Rintu Thomas is an award-winning director-producer from India whose work is supported by the Sundance Institute,Chicken & Egg Pictures, IDFA, SFF Film Fund, Doc Society, Tribeca Institute, Finnish Film Foundation and Bertha Foundation, among others. Over the last 10 years, Rintu’s films have been used as advocacy tools for social impact, included in the curriculum of universities and exhibited globally in spaces such as the United Nations Climate Change Conference and The Lincoln Center for Performing Arts – becoming catalysts for new conversations. She is a Sundance and Japan Foundation fellow. Sushmit Ghosh is an award-winning director and cinematographer from India whose work has been supported by the Sundance Institute, Tribeca Institute, Doc Society, SFFFilm Fund, IDFA, The Bertha Foundation, Sorfond and the Finnish Film Foundation, among others. In 2009 Sushmit co-founded Black Ticket Films, a production company invested in the power of storytelling. With a strong eye on social justice stories, Black Ticket Films’award-winning slate of films are being used as advocacy, impact and education tools by institutions across the world. Five years in the making, WRITING WITH FIRE is Rintu Thomas & Sushmit Ghosh’s debut feature documentary. The film has played at over 90 festivals and won 17 international awards. Married for six years Thomas & Ghosh live between New Delhi and the mountains and, in their spare time, enjoy discovering quaint bookshops.

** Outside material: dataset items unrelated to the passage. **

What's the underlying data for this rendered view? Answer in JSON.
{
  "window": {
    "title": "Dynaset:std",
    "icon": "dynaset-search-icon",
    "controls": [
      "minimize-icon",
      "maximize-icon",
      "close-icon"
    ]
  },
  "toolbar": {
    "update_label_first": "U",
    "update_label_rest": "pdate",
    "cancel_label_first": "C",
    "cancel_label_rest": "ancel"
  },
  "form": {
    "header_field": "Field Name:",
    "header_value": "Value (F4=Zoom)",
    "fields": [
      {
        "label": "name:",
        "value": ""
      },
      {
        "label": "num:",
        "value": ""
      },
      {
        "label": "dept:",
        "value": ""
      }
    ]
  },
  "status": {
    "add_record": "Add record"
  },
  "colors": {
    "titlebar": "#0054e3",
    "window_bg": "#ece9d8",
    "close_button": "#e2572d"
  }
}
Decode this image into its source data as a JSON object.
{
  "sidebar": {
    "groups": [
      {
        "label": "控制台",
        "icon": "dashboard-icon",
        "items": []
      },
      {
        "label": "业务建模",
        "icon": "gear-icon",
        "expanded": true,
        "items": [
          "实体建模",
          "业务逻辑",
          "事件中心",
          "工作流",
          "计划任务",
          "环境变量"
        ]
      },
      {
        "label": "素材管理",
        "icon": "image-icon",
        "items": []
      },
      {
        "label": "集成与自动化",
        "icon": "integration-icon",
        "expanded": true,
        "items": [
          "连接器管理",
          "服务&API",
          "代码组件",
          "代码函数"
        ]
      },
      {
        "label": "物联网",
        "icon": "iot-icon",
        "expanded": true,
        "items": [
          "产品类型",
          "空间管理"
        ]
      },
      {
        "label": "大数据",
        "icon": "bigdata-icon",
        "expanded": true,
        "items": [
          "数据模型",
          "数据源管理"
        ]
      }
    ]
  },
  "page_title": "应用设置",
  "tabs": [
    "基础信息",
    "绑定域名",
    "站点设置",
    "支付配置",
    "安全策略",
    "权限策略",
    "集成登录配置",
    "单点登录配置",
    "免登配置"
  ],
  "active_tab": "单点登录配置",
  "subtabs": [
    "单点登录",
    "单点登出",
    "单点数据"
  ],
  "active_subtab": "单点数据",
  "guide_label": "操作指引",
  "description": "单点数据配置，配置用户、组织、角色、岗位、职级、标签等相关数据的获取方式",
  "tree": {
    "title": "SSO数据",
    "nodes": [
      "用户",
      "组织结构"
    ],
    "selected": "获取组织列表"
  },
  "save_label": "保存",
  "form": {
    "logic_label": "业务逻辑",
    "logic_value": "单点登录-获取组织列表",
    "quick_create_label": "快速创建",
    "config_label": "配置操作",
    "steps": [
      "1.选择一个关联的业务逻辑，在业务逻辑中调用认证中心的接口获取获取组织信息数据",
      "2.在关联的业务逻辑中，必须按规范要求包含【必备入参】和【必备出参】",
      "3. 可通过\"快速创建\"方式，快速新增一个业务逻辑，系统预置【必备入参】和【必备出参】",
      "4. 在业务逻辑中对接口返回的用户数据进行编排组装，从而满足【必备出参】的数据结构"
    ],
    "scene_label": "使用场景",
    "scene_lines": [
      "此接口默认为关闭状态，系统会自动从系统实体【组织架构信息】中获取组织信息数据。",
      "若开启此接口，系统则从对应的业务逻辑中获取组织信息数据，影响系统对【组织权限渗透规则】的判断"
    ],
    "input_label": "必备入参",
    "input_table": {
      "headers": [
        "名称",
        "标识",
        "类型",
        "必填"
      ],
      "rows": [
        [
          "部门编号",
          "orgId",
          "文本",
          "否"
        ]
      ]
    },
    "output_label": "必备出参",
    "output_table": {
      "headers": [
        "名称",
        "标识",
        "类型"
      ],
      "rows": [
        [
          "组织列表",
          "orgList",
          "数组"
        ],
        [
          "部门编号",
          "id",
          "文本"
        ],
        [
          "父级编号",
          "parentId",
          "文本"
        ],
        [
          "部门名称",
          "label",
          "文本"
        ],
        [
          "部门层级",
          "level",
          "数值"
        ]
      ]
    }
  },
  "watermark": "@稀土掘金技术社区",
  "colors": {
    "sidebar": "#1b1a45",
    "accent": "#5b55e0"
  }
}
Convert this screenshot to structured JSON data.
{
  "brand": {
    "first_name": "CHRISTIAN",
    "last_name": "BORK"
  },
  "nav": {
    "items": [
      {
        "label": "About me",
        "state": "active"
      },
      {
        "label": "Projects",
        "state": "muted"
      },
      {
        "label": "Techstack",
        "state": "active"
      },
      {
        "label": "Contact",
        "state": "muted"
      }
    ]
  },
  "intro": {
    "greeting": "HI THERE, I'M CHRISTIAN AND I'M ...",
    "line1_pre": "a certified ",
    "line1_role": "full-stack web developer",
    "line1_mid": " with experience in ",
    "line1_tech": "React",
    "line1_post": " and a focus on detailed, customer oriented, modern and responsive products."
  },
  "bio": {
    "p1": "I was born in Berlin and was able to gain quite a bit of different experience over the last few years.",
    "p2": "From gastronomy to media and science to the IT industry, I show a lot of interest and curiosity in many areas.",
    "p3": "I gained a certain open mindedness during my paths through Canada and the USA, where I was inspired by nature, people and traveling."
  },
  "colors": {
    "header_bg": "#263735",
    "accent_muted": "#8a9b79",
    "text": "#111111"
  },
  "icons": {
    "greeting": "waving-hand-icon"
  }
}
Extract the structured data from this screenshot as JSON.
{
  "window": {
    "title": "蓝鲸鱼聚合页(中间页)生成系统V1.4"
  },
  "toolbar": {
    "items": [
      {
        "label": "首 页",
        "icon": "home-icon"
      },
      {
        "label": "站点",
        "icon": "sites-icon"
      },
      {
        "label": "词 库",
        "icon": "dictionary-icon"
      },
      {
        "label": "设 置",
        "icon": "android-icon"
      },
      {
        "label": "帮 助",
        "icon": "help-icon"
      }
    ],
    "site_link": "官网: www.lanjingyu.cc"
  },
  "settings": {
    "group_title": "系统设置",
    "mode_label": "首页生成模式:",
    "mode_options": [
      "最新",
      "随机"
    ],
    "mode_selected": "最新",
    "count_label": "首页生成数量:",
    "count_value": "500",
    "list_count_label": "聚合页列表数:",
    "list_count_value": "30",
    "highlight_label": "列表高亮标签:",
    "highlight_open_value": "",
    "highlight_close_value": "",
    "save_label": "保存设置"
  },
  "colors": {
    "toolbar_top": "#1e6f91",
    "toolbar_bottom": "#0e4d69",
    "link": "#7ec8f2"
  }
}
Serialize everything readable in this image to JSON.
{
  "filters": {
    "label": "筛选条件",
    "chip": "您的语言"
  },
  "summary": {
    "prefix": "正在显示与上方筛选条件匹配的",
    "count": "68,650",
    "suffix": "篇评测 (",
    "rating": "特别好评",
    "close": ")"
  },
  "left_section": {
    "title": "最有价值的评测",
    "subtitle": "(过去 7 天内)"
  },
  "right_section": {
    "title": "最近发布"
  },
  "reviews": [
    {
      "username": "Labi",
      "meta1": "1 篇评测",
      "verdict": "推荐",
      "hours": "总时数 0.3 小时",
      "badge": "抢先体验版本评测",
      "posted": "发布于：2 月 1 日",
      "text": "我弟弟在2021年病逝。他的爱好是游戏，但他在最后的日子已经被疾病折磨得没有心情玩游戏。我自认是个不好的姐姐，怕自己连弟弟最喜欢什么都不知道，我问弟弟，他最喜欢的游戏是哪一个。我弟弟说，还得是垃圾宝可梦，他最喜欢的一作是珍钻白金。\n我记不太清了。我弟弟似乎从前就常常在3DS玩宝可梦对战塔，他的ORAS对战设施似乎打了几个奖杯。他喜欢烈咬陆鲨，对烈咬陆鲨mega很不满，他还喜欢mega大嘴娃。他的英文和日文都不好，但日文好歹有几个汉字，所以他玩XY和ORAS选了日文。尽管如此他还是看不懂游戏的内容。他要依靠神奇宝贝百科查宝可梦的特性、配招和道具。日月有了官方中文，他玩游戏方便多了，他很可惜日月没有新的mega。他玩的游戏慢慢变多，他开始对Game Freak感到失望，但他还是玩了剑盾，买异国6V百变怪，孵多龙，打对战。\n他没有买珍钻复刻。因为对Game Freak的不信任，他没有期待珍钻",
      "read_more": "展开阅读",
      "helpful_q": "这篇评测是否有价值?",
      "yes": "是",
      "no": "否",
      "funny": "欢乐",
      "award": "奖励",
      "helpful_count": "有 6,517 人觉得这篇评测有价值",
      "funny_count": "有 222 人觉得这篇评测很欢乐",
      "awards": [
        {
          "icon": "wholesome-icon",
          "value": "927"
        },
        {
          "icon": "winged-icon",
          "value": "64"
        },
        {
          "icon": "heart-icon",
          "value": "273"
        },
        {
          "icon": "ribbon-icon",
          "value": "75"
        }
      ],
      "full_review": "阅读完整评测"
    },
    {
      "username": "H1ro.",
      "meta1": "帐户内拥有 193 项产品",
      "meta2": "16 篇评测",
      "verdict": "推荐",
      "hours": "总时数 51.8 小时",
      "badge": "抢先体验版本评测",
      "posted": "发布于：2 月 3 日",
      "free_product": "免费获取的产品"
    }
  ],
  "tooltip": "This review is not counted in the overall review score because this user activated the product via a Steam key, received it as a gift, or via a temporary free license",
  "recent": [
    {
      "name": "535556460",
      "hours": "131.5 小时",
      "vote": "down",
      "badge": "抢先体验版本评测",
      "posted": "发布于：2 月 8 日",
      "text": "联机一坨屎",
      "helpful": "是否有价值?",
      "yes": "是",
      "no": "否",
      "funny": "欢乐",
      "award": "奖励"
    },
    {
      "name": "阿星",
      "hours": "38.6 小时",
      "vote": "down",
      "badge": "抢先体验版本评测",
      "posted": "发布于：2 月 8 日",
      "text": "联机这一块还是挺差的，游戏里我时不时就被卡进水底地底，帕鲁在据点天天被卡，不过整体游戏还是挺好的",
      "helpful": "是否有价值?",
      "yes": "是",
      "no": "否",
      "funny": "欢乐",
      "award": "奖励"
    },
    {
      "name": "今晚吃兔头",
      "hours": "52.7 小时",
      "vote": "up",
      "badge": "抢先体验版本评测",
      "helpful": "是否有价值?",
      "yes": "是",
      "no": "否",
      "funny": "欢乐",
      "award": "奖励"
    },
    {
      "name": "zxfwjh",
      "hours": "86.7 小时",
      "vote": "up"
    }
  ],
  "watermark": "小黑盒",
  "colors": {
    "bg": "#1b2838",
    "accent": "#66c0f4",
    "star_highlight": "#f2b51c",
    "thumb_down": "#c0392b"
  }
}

Farihah Zaman is a queer Bangladeshi-American filmmaker, critic, educator, and curator whose award-winning work has screened at Sundance, Toronto, New York Film Festival, Tribeca Film Festival, South By Southwest, and more. Her first feature was REMOTE AREA MEDICAL, followed by THIS TIME NEXT YEAR, and the doc-fiction hybrid FEAST OF THE EPIPHANY, as well as several shorts (KOMBIT, NOBODY LOVES ME, AMERICAN CARNAGE, and TO BE QUEEN, which is part of the Emmy-nominated New York Times Op-Doc series From Here to Home). She produced the Sundance-award winning Netflix Original, GHOSTS OF SUGAR LAND, which was shortlisted for 2020 Academy Award nomination. Zaman has written for Reverse Shot, Film Comment, Elle, Huffington Post, Filmmaker Magazine, and AV Club, among others, and her diverse background in the film industry includes roles at independent distributor Magnolia Pictures, IFP, The Flaherty Seminar, and serving as the Production Manager for Laura Poitras-founded Field of Vision, where she worked with artists like Garrett Bradley, Lyric Cabral, Steve Maing, and Ramell Ross on films eventually published at The Atlantic, The New Yorker, Buzzfeed, Vice, Wired and more. Zaman supports other filmmakers and the documentary community through equity driven collectives like Beyond Inclusion and Brown Girls Doc Mafia, where she is the Director of Grants and Programs, and various teaching and mentoring roles over the years at SVA, NYU, Uniondocs, NYFF Critics Academy, University of Iowa, and others. She was the Documentarian in Residence at Bard College 2018-2019, has been named a Top 40 under 40 filmmaker by Doc NYC, and is a member of the documentary branch of the Academy of Motion Pictures Arts and Sciences.